该案的裁判要旨进一步阐明:法定退休年龄的划定不是禁止有劳动能力的劳动者继续劳动,而是出于保护劳动者身体健康的目的,使其慎重继续从事工作。我国法律法规未对劳动者的年龄上限进行限制,只要公民年满十六周岁直至死亡,都具有行使劳动和获取劳动报酬的权利,达到法定退休年龄的劳动者的劳动和劳动所得受法律保护。
案例三:北京某科技发展有限公司诉北京市海淀区人力资源和社会保障局工伤保险资格认定案(入库编号2024-12-3-007-019)
席某花系北京某科技公司员工,与公司签订劳务协议(已退休人员),岗位为种植工。2022年10月27日11时33分左右,席某花在中午下班后乘坐同事驾驶的电动三轮摩托车从单位种植园回往单位宿舍就餐途中,发生非本人主要责任的交通事故,后经抢救无效去世。北京市海淀区人保局认定席某花受到的事故伤害属于工伤。北京某科技公司不服,提起行政诉讼。

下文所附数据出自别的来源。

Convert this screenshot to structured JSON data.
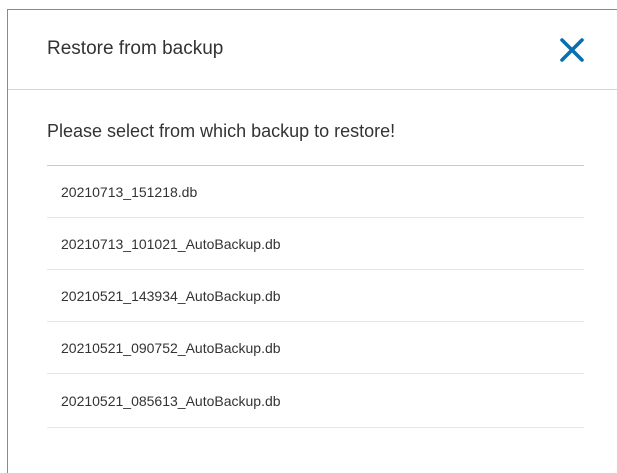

北京市第一中级人民法院认为:根据最高人民法院行政审判庭〔2010〕行他字第10号答复,死者席某花虽然系退休人员,但已与北京某科技公司签订劳务协议,为综合工时员工,其在工作期间受到交通事故伤害,符合《工伤保险条例》的工作认定主体范围。员工中午回宿舍就餐是正常需求,在途中发生非本人主要责任的交通事故造成伤害,可以视为与履行工作职责相关以及工作时间、工作岗位的合理延伸,符合《工伤保险条例》第十四条第一项规定的情形。据此驳回北京某科技公司的诉讼请求,维持工伤认定决定。
该案明确了两项重要规则:其一,超龄务工农民可以适用《工伤保险条例》进行工伤认定;其二,在工作时间、工作场所(包括合理延伸范围内)因工作原因受到事故伤害的,应当认定为工伤。